Examiner wins investigative gold at annual press awards

Don Dodd, Sharon Brooks, Chad Cooper, Jennifer Johnson, Joshua Cobb, Kevin King

When the Press Club of Southeast Texas opens entries for the best investigative reports, eligible candidates from Southeast Texas’ daily newspapers, non-daily newspapers and magazines vie for the coveted honor of earning top distinction. At a ceremony held Friday, June 8, The Examiner secured both the first and second place awards in the highly competitive category.

City Editor Sharon Brooks won first place for “Predatory Lending,” an article that exposed lending companies that initially contact property owners offering “relief” to those delinquent on taxes while foreclosing on homes all over Jefferson County. Brooks’ report revealed more than 40 lawsuits filed against local residents over the prior four years representing millions of dollars in assets on the line.

Supported by court data, homeowner accounts, attorney viewpoints, and even commentary from elected officials, with first-hand accounts coupled with verifiable evidence, Brooks’ article highlighted the problem.

Thanks to Brooks, the community is aware. In addition to the local Press Club award, “Predatory Lending” also garnered a second place designation for Investigative/Special Reports at the National Newspaper Association awards.

The second place investigative story was Supervising Editor Jennifer Johnson’s “Unbelievable,” an article delving into residency status – or lack thereof – of Beaumont mayoral candidate Hani Tohme.

Johnson also took first place for Best Feature Story in a non-daily.  Ella “Faye” Ford Woodsmall never intended to make history, but she did. As the first female officer to make the force, she was a pioneer at the Beaumont Police Department, serving as a “she-ro” and role model for little girls who wanted to pursue the same career path. And Woodsmall did it all for her children. 

Brooks again shined in the open category Special Reports with “Dying to Get High” earning another first-place award, with “Unregistered Sex Offenders” taking second and “The Deception” rounding out the top three.

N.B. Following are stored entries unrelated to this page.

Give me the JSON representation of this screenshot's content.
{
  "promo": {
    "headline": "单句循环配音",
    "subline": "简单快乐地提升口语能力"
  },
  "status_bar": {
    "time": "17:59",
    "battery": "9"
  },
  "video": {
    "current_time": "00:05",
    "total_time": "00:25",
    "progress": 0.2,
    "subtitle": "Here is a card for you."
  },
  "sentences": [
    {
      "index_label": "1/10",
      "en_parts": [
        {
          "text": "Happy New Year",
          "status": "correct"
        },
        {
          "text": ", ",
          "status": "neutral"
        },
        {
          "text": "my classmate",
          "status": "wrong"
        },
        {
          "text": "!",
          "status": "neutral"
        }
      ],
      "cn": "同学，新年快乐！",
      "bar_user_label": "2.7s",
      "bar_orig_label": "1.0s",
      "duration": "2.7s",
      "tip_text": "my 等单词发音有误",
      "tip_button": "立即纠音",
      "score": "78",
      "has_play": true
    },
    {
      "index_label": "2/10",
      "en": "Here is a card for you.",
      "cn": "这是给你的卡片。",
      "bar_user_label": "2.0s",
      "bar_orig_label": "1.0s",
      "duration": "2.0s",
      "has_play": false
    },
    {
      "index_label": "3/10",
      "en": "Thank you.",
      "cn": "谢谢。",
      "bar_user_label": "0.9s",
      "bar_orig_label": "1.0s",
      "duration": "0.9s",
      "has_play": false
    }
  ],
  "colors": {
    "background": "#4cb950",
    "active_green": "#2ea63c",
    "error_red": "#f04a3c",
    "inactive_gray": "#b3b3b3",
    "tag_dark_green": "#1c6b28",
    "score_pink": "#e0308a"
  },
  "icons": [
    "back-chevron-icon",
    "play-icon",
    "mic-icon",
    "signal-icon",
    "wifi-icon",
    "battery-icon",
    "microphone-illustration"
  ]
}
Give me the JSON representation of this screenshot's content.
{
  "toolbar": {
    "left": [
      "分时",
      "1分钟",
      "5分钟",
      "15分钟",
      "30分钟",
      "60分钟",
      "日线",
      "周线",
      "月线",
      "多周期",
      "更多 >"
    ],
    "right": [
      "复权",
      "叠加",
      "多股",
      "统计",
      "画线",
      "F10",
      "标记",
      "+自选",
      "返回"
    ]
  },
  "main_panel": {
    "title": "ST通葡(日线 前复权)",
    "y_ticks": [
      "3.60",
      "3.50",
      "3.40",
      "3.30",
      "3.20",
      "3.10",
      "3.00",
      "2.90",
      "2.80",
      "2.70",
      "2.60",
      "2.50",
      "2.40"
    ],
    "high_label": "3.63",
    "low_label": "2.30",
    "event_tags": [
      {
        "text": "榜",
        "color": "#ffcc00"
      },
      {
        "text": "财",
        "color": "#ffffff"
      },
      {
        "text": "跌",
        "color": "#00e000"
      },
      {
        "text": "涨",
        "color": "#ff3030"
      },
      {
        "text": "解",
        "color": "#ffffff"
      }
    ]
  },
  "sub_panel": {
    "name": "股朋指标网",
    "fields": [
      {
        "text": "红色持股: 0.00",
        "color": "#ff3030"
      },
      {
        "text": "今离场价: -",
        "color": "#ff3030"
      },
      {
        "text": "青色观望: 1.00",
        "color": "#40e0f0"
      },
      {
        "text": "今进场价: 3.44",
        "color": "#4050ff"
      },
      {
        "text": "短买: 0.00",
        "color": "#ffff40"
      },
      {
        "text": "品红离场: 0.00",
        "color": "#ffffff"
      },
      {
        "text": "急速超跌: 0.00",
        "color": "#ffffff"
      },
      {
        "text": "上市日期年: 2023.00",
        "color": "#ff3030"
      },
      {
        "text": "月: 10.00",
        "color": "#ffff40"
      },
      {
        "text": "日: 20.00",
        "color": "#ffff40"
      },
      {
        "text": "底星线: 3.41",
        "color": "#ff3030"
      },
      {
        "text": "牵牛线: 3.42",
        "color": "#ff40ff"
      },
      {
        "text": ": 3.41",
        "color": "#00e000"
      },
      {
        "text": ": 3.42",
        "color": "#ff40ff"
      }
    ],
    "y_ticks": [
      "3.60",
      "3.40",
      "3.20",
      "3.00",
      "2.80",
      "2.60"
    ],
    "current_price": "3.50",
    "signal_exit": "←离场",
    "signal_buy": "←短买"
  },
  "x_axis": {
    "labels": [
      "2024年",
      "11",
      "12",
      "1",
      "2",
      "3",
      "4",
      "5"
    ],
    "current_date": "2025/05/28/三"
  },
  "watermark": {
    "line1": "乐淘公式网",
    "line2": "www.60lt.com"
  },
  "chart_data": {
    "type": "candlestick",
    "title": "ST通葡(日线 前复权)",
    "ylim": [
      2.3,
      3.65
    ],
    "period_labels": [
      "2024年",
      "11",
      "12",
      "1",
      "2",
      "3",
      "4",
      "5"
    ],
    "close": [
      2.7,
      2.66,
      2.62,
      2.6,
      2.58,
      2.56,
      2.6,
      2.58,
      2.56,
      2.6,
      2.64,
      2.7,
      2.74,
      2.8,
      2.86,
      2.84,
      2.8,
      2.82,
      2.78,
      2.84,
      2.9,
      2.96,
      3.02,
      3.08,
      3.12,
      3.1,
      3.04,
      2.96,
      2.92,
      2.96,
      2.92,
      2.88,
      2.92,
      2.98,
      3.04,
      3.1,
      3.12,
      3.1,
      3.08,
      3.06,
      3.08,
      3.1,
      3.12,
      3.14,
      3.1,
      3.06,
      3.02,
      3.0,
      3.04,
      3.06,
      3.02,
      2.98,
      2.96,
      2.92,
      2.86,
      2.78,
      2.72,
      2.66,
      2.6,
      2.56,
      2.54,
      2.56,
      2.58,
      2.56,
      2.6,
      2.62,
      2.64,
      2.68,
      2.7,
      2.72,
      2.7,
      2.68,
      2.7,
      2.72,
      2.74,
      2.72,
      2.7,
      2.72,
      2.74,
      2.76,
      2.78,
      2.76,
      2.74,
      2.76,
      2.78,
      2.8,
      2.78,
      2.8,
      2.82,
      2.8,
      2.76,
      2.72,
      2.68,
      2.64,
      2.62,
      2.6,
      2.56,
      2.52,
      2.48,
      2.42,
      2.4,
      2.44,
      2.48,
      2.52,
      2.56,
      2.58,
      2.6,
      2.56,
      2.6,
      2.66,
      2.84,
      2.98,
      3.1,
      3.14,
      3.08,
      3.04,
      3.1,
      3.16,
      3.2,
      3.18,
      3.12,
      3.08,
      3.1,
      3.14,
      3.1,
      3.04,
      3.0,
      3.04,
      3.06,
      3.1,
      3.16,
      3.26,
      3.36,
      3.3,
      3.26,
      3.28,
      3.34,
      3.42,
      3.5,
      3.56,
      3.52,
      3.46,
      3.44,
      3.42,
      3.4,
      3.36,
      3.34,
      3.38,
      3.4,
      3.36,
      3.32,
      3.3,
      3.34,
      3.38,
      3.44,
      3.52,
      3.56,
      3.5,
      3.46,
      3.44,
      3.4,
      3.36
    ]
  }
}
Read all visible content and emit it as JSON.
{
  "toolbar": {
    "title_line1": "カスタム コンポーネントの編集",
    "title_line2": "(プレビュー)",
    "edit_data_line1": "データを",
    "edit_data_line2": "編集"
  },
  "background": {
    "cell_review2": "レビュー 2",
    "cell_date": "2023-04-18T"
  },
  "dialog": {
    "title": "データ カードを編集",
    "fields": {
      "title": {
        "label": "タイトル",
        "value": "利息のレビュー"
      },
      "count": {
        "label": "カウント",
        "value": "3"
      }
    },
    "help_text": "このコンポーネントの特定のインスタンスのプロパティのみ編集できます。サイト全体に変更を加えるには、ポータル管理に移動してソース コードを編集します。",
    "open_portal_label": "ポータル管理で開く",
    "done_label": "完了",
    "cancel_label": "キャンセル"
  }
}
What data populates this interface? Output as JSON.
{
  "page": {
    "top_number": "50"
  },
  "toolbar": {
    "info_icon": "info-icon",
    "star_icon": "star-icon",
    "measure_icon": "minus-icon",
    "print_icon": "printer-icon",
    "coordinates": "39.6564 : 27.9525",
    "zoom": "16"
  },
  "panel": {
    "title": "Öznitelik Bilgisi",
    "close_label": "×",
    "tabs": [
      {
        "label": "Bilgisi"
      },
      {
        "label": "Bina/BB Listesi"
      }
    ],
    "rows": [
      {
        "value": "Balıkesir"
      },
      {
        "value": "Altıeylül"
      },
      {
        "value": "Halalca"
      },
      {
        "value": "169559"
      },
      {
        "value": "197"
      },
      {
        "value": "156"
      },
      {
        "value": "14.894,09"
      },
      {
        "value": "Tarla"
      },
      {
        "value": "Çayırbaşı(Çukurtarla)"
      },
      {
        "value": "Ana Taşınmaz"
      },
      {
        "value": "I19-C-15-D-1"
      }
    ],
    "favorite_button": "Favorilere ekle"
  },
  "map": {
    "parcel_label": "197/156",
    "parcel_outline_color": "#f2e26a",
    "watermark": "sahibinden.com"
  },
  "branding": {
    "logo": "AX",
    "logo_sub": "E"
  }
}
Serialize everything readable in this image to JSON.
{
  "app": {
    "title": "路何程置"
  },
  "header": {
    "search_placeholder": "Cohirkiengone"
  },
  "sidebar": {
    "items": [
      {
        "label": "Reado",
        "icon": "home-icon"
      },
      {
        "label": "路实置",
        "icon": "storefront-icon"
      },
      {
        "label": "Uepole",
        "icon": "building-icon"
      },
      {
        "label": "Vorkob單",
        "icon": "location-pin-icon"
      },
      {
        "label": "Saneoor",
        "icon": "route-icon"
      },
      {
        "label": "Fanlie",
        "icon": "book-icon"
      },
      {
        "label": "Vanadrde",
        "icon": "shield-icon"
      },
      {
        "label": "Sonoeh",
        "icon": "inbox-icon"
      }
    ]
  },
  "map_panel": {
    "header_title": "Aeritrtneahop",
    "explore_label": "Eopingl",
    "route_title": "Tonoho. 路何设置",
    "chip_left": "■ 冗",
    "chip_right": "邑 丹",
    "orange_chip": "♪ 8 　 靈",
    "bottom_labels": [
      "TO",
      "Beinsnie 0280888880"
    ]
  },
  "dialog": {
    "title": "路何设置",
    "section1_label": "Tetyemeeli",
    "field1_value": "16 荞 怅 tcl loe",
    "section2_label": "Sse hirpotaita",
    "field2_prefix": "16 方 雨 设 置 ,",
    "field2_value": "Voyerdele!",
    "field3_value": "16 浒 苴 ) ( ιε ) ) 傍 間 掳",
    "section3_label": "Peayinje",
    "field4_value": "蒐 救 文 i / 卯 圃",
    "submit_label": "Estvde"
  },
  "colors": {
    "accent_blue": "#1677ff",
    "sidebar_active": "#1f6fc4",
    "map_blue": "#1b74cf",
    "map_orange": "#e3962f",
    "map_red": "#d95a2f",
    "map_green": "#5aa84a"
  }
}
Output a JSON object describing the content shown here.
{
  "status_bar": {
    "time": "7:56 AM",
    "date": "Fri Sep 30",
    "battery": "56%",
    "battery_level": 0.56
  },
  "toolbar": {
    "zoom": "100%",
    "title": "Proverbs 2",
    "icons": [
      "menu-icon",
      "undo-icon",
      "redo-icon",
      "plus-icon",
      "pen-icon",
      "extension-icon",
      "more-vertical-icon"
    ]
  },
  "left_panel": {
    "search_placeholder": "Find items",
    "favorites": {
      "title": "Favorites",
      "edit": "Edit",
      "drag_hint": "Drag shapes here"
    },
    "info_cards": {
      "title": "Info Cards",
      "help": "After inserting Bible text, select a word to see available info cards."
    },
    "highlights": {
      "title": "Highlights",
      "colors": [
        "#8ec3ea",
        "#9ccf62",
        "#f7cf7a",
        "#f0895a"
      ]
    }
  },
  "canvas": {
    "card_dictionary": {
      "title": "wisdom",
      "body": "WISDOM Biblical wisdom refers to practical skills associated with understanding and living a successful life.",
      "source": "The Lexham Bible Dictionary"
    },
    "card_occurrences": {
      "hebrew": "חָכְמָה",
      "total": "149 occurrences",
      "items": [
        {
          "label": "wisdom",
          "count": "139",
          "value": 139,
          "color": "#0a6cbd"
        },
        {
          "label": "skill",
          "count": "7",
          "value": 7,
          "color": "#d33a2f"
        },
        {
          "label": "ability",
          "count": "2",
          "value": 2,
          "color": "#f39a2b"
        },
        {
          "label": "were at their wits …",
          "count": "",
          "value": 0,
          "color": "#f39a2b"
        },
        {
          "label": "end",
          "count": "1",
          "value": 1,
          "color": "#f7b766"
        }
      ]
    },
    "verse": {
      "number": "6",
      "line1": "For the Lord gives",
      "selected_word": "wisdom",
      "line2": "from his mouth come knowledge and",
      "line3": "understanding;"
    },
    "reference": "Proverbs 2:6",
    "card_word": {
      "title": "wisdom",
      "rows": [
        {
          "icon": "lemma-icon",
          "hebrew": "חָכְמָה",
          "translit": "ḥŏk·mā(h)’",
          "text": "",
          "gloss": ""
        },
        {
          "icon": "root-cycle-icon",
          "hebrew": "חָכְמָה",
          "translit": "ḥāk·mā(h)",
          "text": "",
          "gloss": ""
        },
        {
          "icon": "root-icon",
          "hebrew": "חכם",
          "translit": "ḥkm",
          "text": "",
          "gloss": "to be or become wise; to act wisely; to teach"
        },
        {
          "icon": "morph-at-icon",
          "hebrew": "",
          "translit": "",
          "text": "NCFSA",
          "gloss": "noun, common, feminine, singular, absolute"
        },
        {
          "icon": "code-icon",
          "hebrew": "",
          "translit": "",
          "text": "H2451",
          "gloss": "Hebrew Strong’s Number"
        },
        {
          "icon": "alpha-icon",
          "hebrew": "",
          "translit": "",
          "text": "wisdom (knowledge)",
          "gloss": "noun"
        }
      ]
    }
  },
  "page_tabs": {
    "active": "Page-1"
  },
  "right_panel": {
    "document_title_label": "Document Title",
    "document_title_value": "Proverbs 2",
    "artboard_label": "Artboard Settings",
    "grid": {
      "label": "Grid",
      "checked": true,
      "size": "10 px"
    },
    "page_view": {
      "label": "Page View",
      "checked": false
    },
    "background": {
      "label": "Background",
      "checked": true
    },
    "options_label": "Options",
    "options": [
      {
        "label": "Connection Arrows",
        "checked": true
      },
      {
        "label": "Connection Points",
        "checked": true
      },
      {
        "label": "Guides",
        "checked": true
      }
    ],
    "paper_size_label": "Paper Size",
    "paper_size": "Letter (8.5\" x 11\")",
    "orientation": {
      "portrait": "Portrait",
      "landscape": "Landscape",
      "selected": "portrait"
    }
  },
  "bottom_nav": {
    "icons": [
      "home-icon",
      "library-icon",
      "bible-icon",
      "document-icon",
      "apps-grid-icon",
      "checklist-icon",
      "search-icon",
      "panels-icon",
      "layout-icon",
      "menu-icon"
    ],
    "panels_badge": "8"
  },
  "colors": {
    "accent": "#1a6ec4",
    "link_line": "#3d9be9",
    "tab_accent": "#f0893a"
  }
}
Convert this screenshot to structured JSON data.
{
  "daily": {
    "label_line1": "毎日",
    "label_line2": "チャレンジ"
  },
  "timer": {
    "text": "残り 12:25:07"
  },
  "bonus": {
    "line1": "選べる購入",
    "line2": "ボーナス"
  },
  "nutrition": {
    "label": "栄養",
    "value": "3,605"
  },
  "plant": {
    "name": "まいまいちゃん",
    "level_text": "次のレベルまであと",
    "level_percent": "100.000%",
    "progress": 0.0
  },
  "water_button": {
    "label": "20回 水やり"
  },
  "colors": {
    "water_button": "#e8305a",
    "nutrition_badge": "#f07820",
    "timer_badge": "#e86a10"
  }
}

Sports and entertainment Editor Chad Cooper with a first place in the Sports Column category and his phenomenal High School Football magazine took third place honors for Special Publications at the local Press Club award ceremony, eclipsed by the first-place national award given to the same annual magazine.

And then there were more. The Examiner and its staff was also awarded first place for Overall Excellence and various other awards in news, business, features, faith-based, and environmental writing categories; a second place for Harvey coverage even when competing with all media, TV included; and awards for page layout and design, editorials and photography.

Southeast Texas Vital Signs won top honors in the magazine category with first place for Overall Excellence. Vital Signs is The Examiner’s medical journal covering important topics that impact Southeast Texans’ health and well-being. Beaumont Business Journal and Southeast Texas Vital Signs Editor Kevin King also won first place awards for News in a Magazine and for Best Business Story in Vital Signs competing against all print media in an open category, and second place magazine feature story.

King’s award-winning news article featured in Vital Signs, “Blocking Out the Pain,” describes in detail an innovative medical procedure at Baptist Hospital that could alleviate pain associated with migraine headaches. King’s interviews with medical professionals, one of whom suffers from migraines himself following head trauma, offer insight into the procedure and its effects from first-hand points of view.

King won Best Business Story for the Vital Signs article “Meet the Medics,” which introduced readers to Acadian Ambulance paramedics, who granted a glimpse into their field with personal accounts of on-the-job encounters. Interviews with the medics revealed difficulties and triumphs they have experienced while performing their emotionally charged jobs as first responders. The piece provides those considering the job its pros and cons from real paramedics who are on the job every day – and every night, one of whom said, “If you’re looking for a Monday-Friday, 8-5 gig, you’re in the wrong spot.”